Elle a complètement ignoré qu'il y avait des inconnus dans la pièce et est venue en courant dans mes bras. Nous avons fait un petit câlin de groupe ; juste les enfants et moi.
Jerry a été le dernier à descendre les escaliers et à nous rejoindre. Il s'est tenu aux côtés de son fils aîné et a décidé de regarder silencieusement ses enfants interagir à nouveau avec d'autres humains.
"Les gars, je veux que vous rencontriez mes parents," ai-je dit doucement aux enfants, les lâchant et les tournant pour faire face à mes parents. Cali en a profité pour se cacher derrière ma jambe à la place, l'étreignant comme si sa vie en dépendait.
"Ça va Cali, ils ne te feront pas de mal. Ce sont de bonnes personnes," Cali m'a regardée avant que son regard ne se reporte sur mes parents.

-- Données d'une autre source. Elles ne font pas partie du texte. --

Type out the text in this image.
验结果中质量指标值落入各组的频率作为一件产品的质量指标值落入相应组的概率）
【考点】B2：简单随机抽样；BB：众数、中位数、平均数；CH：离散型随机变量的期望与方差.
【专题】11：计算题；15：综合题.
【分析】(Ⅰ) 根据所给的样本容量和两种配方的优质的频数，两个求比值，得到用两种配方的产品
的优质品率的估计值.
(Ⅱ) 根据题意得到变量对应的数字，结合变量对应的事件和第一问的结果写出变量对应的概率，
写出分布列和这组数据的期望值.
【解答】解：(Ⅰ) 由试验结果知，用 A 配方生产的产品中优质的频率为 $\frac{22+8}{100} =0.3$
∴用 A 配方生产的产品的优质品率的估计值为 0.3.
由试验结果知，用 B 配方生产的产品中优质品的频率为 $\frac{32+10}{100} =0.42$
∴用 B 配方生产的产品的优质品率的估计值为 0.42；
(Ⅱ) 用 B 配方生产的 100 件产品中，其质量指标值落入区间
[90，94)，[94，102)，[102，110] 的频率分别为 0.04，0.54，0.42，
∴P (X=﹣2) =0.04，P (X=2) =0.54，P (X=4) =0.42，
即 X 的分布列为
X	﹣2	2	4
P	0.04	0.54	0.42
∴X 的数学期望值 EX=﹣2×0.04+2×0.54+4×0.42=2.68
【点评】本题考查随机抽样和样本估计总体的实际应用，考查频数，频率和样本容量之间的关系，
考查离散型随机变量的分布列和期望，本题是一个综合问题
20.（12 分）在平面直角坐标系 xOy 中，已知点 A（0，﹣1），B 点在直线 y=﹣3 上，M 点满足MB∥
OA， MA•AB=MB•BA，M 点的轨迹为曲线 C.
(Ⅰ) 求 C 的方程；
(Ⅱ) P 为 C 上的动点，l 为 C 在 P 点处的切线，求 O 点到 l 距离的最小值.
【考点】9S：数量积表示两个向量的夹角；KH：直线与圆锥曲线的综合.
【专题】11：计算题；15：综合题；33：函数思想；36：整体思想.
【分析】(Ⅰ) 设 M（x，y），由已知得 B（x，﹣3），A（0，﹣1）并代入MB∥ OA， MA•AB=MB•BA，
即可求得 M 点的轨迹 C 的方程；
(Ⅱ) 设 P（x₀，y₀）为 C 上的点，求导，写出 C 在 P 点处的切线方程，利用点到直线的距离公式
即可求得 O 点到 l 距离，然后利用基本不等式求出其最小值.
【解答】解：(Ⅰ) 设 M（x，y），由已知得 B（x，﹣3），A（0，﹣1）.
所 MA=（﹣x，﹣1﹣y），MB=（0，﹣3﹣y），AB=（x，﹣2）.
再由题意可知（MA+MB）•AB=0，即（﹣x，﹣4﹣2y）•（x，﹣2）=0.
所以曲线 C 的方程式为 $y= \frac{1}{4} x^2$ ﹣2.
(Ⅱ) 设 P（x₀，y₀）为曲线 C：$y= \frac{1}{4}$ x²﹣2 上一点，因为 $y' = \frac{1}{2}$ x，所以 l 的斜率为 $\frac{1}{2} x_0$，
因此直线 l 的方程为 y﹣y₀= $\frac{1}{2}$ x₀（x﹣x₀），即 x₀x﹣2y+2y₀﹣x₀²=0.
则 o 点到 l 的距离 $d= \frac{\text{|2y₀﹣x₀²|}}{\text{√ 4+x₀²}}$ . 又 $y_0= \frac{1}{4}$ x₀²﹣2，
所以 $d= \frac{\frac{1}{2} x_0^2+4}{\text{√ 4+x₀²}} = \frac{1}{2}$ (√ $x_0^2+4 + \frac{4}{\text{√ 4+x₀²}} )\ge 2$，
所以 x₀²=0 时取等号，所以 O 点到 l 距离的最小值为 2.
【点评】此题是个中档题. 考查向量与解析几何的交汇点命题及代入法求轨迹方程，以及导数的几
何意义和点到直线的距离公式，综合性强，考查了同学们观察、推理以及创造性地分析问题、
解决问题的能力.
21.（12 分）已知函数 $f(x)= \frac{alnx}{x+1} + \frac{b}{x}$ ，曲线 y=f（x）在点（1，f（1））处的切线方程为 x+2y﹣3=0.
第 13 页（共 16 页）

"Comme maman ?" a-t-elle demandé doucement et ma position a vacillé à sa voix ; si effrayée, si fragile. J'étais sûre que toute la pièce pleine de gens a essuyé une larme à sa question. C'était un sujet sensible, mais aucun d'entre nous n'a osé l'interrompre. Pas même Preston qui adorait généralement s'en prendre aux gens s'ils commençaient à fouiner dans un sujet sensible. J'ai hoché la tête à sa question et c'est tout ce qu'il a fallu pour qu'elle sorte de sa cachette et fasse face à mes parents. Ma mère et mon père ont tous les deux affiché un sourire sur leur visage et j'ai pu dire que mon père faisait de son mieux pour ne pas lui faire peur tandis que ma mère a basculé en mode maman.
"Hé Cali, je m'appelle Ophelia, mais tu peux m'appeler Lia. Voici mon mari, tu peux l'appeler Finn. Si tu n'es pas à l'aise pour nous appeler par nos noms, tu peux nous appeler Tante O et Oncle Finn, tout ce qui te convient, ma chérie."
J'ai souri et j'ai posé Pio sur ses pieds quand il a commencé à gigoter, essayant de sortir de mes bras. Ils ont tous les deux joué avec mes parents et les sourires sur les quatre visages étaient réconfortants. J'ai finalement compris ce que Carla essayait de dire. Tout ce que j'avais à faire, c'était d'être moi-même et un peu d'aide de quelques compagnons. J'ai regardé Preston et Jerry sourire devant la vue qui se présentait à eux. Preston a dirigé son regard vers moi et a hoché la tête en signe de remerciement silencieux. Je lui ai fait un sourire et j'ai hoché la tête en retour.
'Je tiendrai ma promesse, Carla,' ai-je pensé, en regardant tous les visages souriants.